Garden fever: Let the madness begin!
Pauline Harte · May 20, 1997
There are certain rites of spring that stay constant and unchanging eon after eon, and I have come to dread that first warbling robin and that first sunny spring day. I cringe defensively as the pollen-swollen lungs of wheezing asthmatics unload their springtime cargo into my airspace, and as bursting blooms explode with springtime delight, I know that I am about to succumb to that rite of spring known as "gardening fever."
On that first bright weekend of spring, my nose wrinkled in apprehensive anticipation as barbecues were fired up under a smiling, golden sun, house by house. The whoosh and crackle of those first exploding flames heralded the springtime fever that always consumes me.
As I stood over my first tantalizing cookout I heard a sound unlike all other springtime sounds, a distinctly unusual sound that brazenly crashed through the harmonious meldings of spring arias. The nurseries have opened!

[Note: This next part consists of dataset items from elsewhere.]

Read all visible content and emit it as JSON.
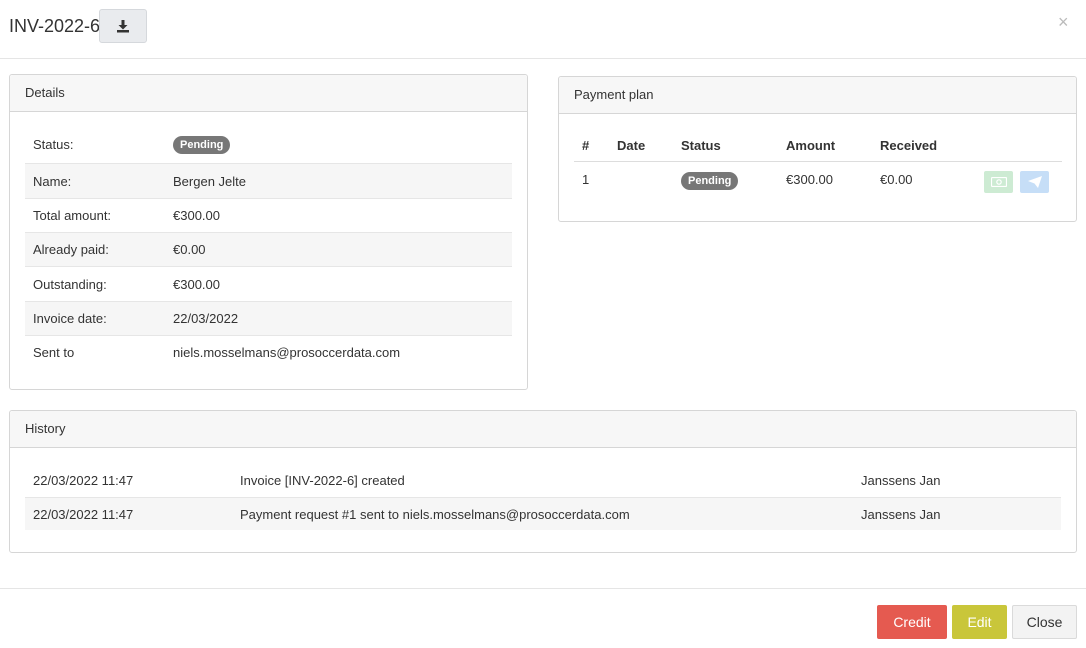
{
  "header": {
    "title": "INV-2022-6",
    "download_icon": "download-icon",
    "close_glyph": "×"
  },
  "details": {
    "title": "Details",
    "rows": [
      {
        "label": "Status:",
        "value": "Pending",
        "type": "badge"
      },
      {
        "label": "Name:",
        "value": "Bergen Jelte"
      },
      {
        "label": "Total amount:",
        "value": "€300.00"
      },
      {
        "label": "Already paid:",
        "value": "€0.00"
      },
      {
        "label": "Outstanding:",
        "value": "€300.00"
      },
      {
        "label": "Invoice date:",
        "value": "22/03/2022"
      },
      {
        "label": "Sent to",
        "value": "niels.mosselmans@prosoccerdata.com"
      }
    ]
  },
  "payment_plan": {
    "title": "Payment plan",
    "columns": [
      "#",
      "Date",
      "Status",
      "Amount",
      "Received"
    ],
    "rows": [
      {
        "num": "1",
        "date": "",
        "status": "Pending",
        "amount": "€300.00",
        "received": "€0.00"
      }
    ],
    "actions": {
      "register_payment_icon": "money-icon",
      "send_icon": "paper-plane-icon"
    }
  },
  "history": {
    "title": "History",
    "rows": [
      {
        "date": "22/03/2022 11:47",
        "description": "Invoice [INV-2022-6] created",
        "user": "Janssens Jan"
      },
      {
        "date": "22/03/2022 11:47",
        "description": "Payment request #1 sent to niels.mosselmans@prosoccerdata.com",
        "user": "Janssens Jan"
      }
    ]
  },
  "footer": {
    "credit_label": "Credit",
    "edit_label": "Edit",
    "close_label": "Close"
  },
  "colors": {
    "badge": "#777777",
    "credit": "#e55a50",
    "edit": "#c9c63a",
    "close_bg": "#f3f3f3",
    "money_btn": "#cdebd3",
    "send_btn": "#c6def7"
  }
}
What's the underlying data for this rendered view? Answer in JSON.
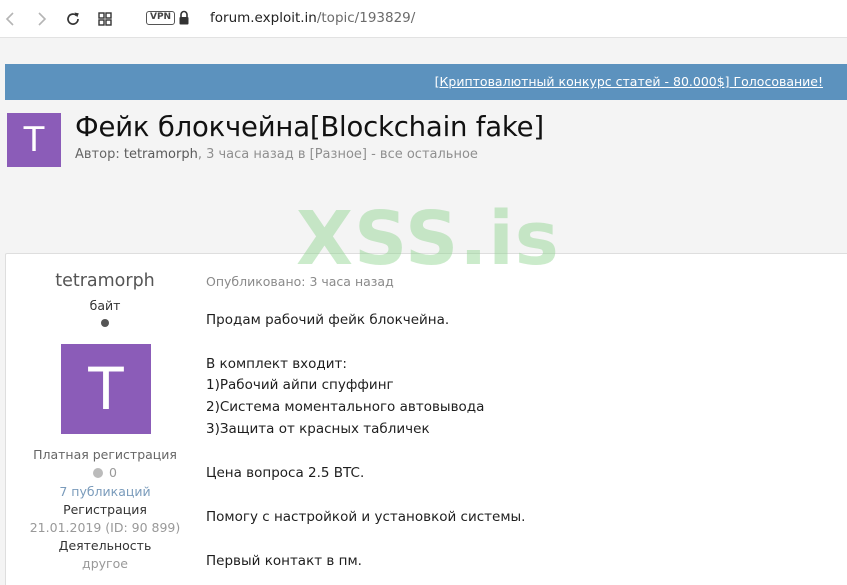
{
  "browser": {
    "vpn_label": "VPN",
    "url_domain": "forum.exploit.in",
    "url_path": "/topic/193829/"
  },
  "banner": {
    "link_text": "[Криптовалютный конкурс статей - 80.000$] Голосование!",
    "color": "#5c92be"
  },
  "topic": {
    "avatar_letter": "T",
    "title": "Фейк блокчейна[Blockchain fake]",
    "author_label": "Автор:",
    "author_name": "tetramorph",
    "time_prefix": ", 3 часа назад в [Разное] - все остальное"
  },
  "watermark": "XSS.is",
  "post": {
    "author": {
      "name": "tetramorph",
      "rank": "байт",
      "avatar_letter": "T",
      "avatar_color": "#8b5cb8",
      "group": "Платная регистрация",
      "reputation": "0",
      "posts": "7 публикаций",
      "reg_label": "Регистрация",
      "reg_value": "21.01.2019 (ID: 90 899)",
      "activity_label": "Деятельность",
      "activity_value": "другое"
    },
    "published": "Опубликовано: 3 часа назад",
    "lines": [
      "Продам рабочий фейк блокчейна.",
      "В комплект входит:",
      "1)Рабочий айпи спуффинг",
      "2)Система моментального автовывода",
      "3)Защита от красных табличек",
      "Цена вопроса 2.5 BTC.",
      "Помогу с настройкой и установкой системы.",
      "Первый контакт в пм."
    ]
  }
}
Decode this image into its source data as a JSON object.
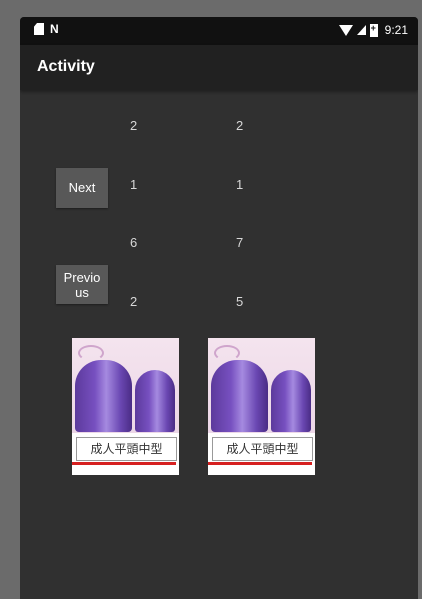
{
  "status_bar": {
    "time": "9:21"
  },
  "app_bar": {
    "title": "Activity"
  },
  "buttons": {
    "next": "Next",
    "previous": "Previo\nus"
  },
  "numbers": {
    "col1": [
      "2",
      "1",
      "6",
      "2"
    ],
    "col2": [
      "2",
      "1",
      "7",
      "5"
    ]
  },
  "images": [
    {
      "caption": "成人平頭中型"
    },
    {
      "caption": "成人平頭中型"
    }
  ]
}
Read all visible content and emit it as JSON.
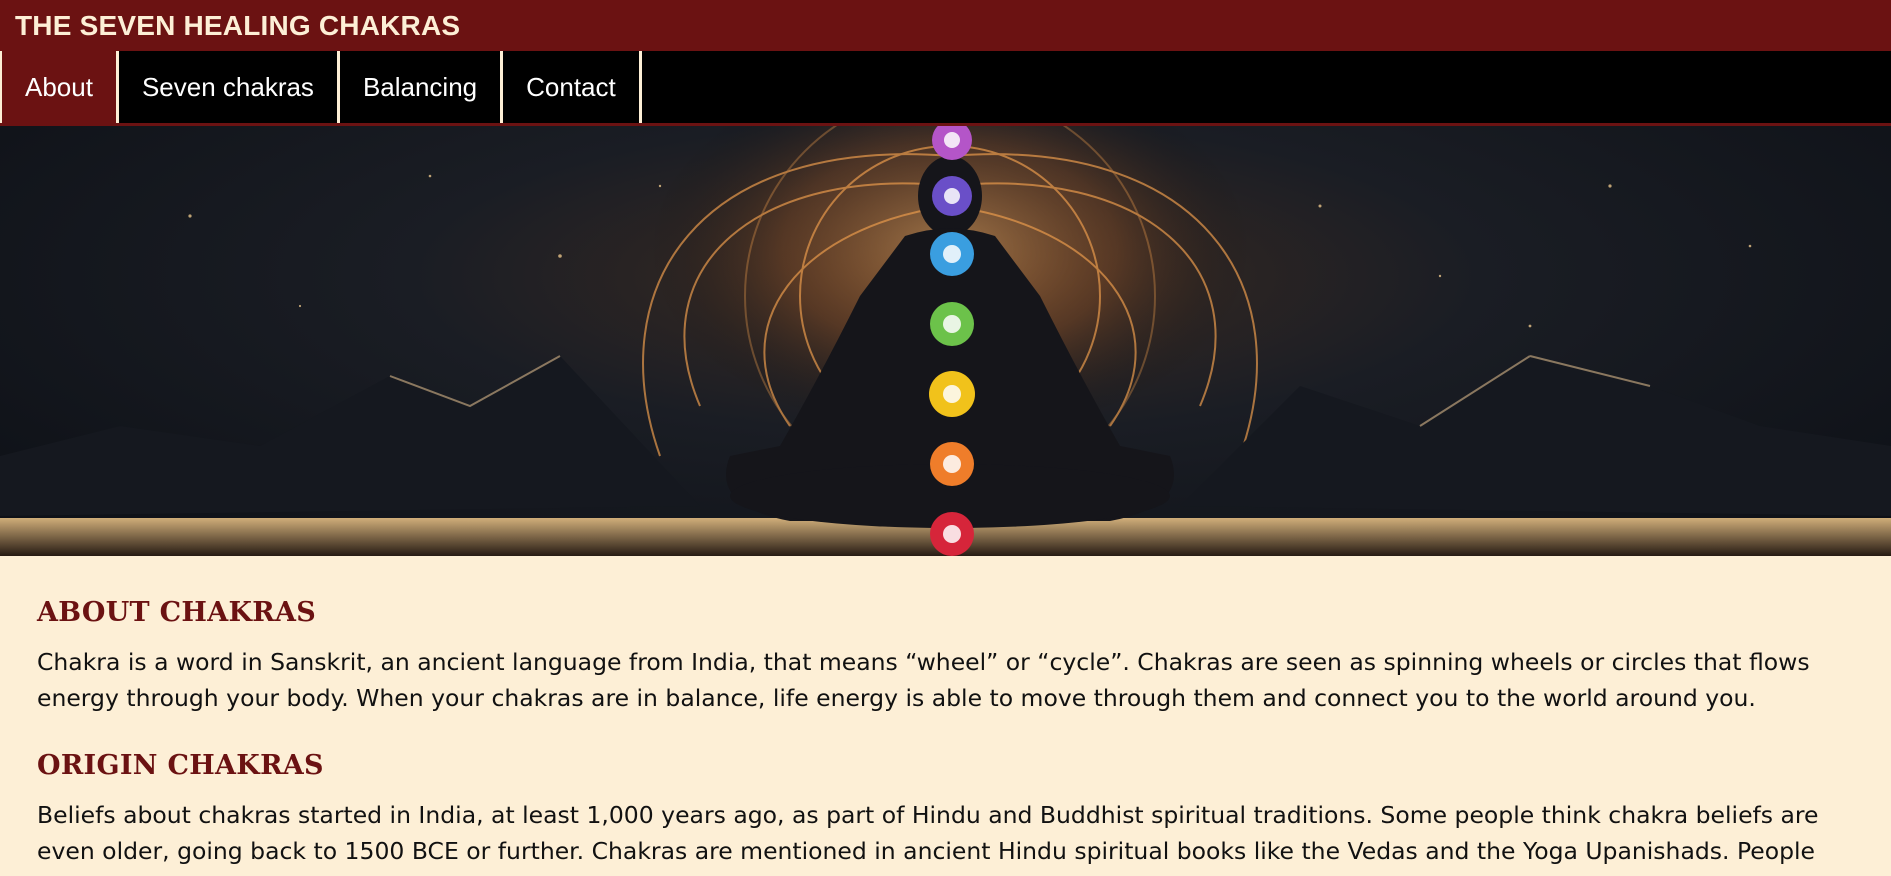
{
  "header": {
    "title": "THE SEVEN HEALING CHAKRAS"
  },
  "nav": {
    "items": [
      {
        "label": "About",
        "active": true
      },
      {
        "label": "Seven chakras",
        "active": false
      },
      {
        "label": "Balancing",
        "active": false
      },
      {
        "label": "Contact",
        "active": false
      }
    ]
  },
  "hero": {
    "image": "meditating-figure-with-chakras"
  },
  "sections": [
    {
      "title": "ABOUT CHAKRAS",
      "text": "Chakra is a word in Sanskrit, an ancient language from India, that means “wheel” or “cycle”. Chakras are seen as spinning wheels or circles that flows energy through your body. When your chakras are in balance, life energy is able to move through them and connect you to the world around you."
    },
    {
      "title": "ORIGIN CHAKRAS",
      "text": "Beliefs about chakras started in India, at least 1,000 years ago, as part of Hindu and Buddhist spiritual traditions. Some people think chakra beliefs are even older, going back to 1500 BCE or further. Chakras are mentioned in ancient Hindu spiritual books like the Vedas and the Yoga Upanishads. People probably believed in"
    }
  ],
  "colors": {
    "brand": "#6b1212",
    "background": "#fdefd6",
    "nav_bg": "#000000"
  }
}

The gates of every plant nursery in this valley swing open at precisely the same time every year. I know this to be a fact because I hear every taunting clank as each gate is chained open, and I can feel that familiar springtime flush wash over me as my eyes are drawn hypnotically to my barren flower beds.
Let the madness begin!
Every year, gardening fever attacks me with a vengeance, but I am not alone in this epic battle against seasonal lunacy. Like blind lemmings stampeding mindlessly to a predestined fate, we glassy-eyed land barons answer the call of the swinging gates and race to our local nurseries to buy truckloads of flats and pots of brightly hued plants and flowers. As we circle around our favorite plant parlors, we load up nursery carts in an insane attempt to have the best darned house on the block. We're hooked! We've got the fever.
I arrived home from my first spring foray to Home Depot with plants and bushes and soil food and blossom and shrub and lawn food and various garden insecticides and a dozen gardening tools. I spent two days preparing the soil for the various plants and flowers that I had come to know and love. Finally, I gently patted their plump little bottoms into their new, soft nests of aerated, vitamin-enriched, moisture-retaining soil. The sight of a lone snail threw me into a homicidal, shovel-swinging frenzy.
I awoke the next day to find my helpless babies swaying and wilting in 50-mph winds and 90-degree heat. It was a floribunda holocaust!
Thus began my crazed springtime attacks on every nursery in this valley. And now, after spending huge sums of money at all these nurseries, I have several hours of hand watering every day as the unseasonable and unrelenting heat refuses to let up. Yes, I do have sprinklers on timers, but until my husband and the gardeners decide exactly who is responsible for that broken sprinkler, I must water everything by hand. And no, the gardeners do not help with any of the gardening or planting chores. They are "allowed" to mow, blow, and skedaddle for reasons that shall remain unstated in this column. Let's just say that one gardener and a weed whacker could deforest a Brazilian rain forest in less than a day.
Many nurseries have a money-back guarantee for dead plants. But, as I have discovered, this is a heinous scheme perpetrated by nefarious nursery owners to keep us suckers coming back. You see, one-quarter of everything they sell is pre-programmed to die. They know that when we go back with a couple of dead, $2.98 plants, we will inevitably drop another couple of hundred bucks.
Do I fall for this transparent carny trick? You bet your gazanias I do! Over and over and over again. I tell my husband more than a dozen times that I am "almost done."
Last weekend, my husband stood with me in our lushly forested front yard and courageously inquired if I was "done."
"Yes, finally," I answered proudly, surveying my domain. Hubby emitted a Jurassic-sized sigh of relief as he thanked God for this long-awaited bit of news.
"Now I can start on the back yard," I chirped enthusiastically.